Diogenes surge com muita frequência em 1984. Por exemplo, “Diogenes no deserto com os seus fantasmas” é um trabalho em que o filósofo aparece como figura focal, sem a sua mítica lanterna mas sim com um cajado, curvado sob o peso das suas emoções, rodeado por três gigantes, irreais, provavelmente os fantasmas a que se refere o título.
Mais uma vez aparece solitário em “Diogenes no deserto”, ou em desespero como em “Diogenes à chuva” e “Diogenes quase a desistir”. Reaparece em 2003 no quadro “A nau” agora com a sua lanterna acesa em pleno dia. Este trabalho, que prende o olhar, mostra três personagens aparentemente auto-iludidos sobre a realidade. Além de Diogenes, de luz acesa durante o dia, a imagem inclui o barqueiro que rema em terra e a jovem que passeia num barco parado. Em 2004 Diogenes surge em “Luta interior”, um quadro que regista o conflito de duas emoções simultâneas, tema querido ao pintor, em luta pelo domínio da mente humana. Surge também, agora como observador e em posição marginal, em “Ajuda-me pai” (2004).

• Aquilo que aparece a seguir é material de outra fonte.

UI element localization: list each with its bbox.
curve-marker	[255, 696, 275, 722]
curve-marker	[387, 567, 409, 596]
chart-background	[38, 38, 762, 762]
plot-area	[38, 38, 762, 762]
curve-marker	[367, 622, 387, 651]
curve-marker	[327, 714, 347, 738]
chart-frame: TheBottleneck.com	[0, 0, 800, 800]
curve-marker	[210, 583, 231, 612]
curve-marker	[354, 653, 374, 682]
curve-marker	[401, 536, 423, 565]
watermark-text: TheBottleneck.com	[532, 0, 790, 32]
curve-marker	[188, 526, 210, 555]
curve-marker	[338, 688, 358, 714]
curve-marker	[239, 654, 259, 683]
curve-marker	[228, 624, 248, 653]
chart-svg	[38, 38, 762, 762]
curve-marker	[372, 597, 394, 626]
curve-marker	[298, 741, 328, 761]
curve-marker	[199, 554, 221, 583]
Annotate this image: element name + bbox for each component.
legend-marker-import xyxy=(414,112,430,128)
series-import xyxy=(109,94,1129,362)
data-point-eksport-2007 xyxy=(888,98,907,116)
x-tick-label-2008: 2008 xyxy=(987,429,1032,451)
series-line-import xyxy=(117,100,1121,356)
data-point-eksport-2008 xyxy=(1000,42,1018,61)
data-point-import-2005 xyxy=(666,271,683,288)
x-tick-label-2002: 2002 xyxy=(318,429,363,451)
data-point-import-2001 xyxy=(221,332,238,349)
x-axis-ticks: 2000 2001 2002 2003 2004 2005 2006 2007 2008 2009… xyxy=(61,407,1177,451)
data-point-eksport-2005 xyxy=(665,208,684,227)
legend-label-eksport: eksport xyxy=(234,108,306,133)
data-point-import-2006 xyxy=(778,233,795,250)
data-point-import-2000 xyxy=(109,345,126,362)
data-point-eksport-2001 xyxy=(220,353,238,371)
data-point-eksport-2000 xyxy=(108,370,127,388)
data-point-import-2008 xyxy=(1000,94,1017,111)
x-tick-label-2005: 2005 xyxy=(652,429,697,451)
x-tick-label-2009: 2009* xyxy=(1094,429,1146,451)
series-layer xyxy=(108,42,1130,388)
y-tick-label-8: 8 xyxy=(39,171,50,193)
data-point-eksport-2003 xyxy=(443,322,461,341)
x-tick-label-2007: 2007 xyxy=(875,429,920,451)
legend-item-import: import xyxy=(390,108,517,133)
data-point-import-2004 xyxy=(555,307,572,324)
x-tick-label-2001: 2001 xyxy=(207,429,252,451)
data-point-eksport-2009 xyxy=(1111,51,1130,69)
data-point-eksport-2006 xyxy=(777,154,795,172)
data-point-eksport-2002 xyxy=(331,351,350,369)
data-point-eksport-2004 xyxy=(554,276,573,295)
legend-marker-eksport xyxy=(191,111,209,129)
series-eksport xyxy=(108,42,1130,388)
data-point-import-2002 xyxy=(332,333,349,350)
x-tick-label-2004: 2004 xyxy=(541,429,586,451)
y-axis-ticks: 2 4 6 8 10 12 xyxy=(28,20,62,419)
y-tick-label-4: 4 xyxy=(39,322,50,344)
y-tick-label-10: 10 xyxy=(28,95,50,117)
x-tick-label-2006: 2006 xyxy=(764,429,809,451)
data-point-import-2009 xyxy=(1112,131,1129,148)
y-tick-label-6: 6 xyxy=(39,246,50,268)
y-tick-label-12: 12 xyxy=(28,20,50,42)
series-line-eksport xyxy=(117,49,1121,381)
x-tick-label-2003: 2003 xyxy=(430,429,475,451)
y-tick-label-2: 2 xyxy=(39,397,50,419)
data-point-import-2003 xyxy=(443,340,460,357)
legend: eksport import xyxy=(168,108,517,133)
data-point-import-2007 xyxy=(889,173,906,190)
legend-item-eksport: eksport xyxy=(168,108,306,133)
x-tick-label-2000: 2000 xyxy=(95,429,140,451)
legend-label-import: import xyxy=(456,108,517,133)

Diogenes foi inspirado numa figura real mas outros personagens parecem ser mais imaginários. Os cabeças de ovo, personagens claramente antropomórficos com a cabeça em forma de casca de ovo, geralmente quebrada e vazia, sempre com um machado ou lança na mão, surgiram pela primeira vez em 1980 em “Primeira aparição do cabeça de ovo ainda disfarçado”. E estão presentes em “Invenção da vida” (1983), “Diogenes no deserto com os seus fantasmas” (1984) ou “Multiplicação da personalidade provocada pelo aparecimento de um peixe encarnado” (1984). Curiosamente os cabeça de ovo de Aristides Meneses nunca estão a fazer nada, parecendo apenas testemunhas passivas de todas as cenas.
A folha em decomposição, que surge por exemplo em “Um anjo acaba de morrer” (1981), “Multiplicação da personalidade provocada pelo aparecimento de um peixe encarnado” (1984) e se torna monumental em “Gabriel logo após a mensagem” (2004), é uma folha real que o pintor encontrou, assim como a pinta, e que conservou por muitos anos. Outras figuras que decorrem do real são os personagens esguios que aparecem no primeiro quadro, “Criança sem culpa admirando o túmulo do mundo morto” (1979), que constituem uma reprodução de três esculturas em madeira executadas por si e inspiradas nas esculturas etruscas que vira nas suas viagens do ano anterior. Também as rochas, geralmente elementos da paisagem, se tornam dotadas de emoções como em “Rocha perfeitamente normal com um profundo desgosto” (1984) ou “Rocha a ganhar vida na praia encantada” (1983). Esta última é uma rocha real da praia de Porto Covo, onde o pintor tem ido inúmeras vezes ao longo dos anos.
De realçar ainda os personagens que parecem ter levado mais de vinte anos a ganhar identidade própria, impossíveis de definir mas claramente antropomórficos. Trata-se de seres geralmente monocromáticos, altamente texturados em penas ou pelagem, quase sempre sem face e raramente com olhos. Surgem como personagens secundários em “Primeira aparição do cabeça de ovo ainda disfarçado” (1980) mas em 2003, com “A família original”, assumem o controlo do espaço e das imagens. Podem ser vistos particularmente expressivos em “E depois foi-se embora” (2003), “A morte Prematura” (2004) ou “Casal improvável” (2005).
Muito recentes são as famílias de pedras planas, cristalinas, que começam por aparecer em “O pai e a mãe zangados na praia” (2003) e depois se multiplicam em “Levitação original” (2004) ou “Aprendendo a levitar” (2005).
E, embora um dos primeiros anjos de Aristides Meneses tenha morrido em 1981 em “Um anjo acaba de morrer”, os anjos da guarda surgem novamente como mensageiros ou protectores em diversas obras recentes. Aristides Meneses explica que os anjos se materializam numa explosão de fotões e se desintegram numa explosão de anti fotões, mas que continuam a existir para todos os outros personagens da sua obra.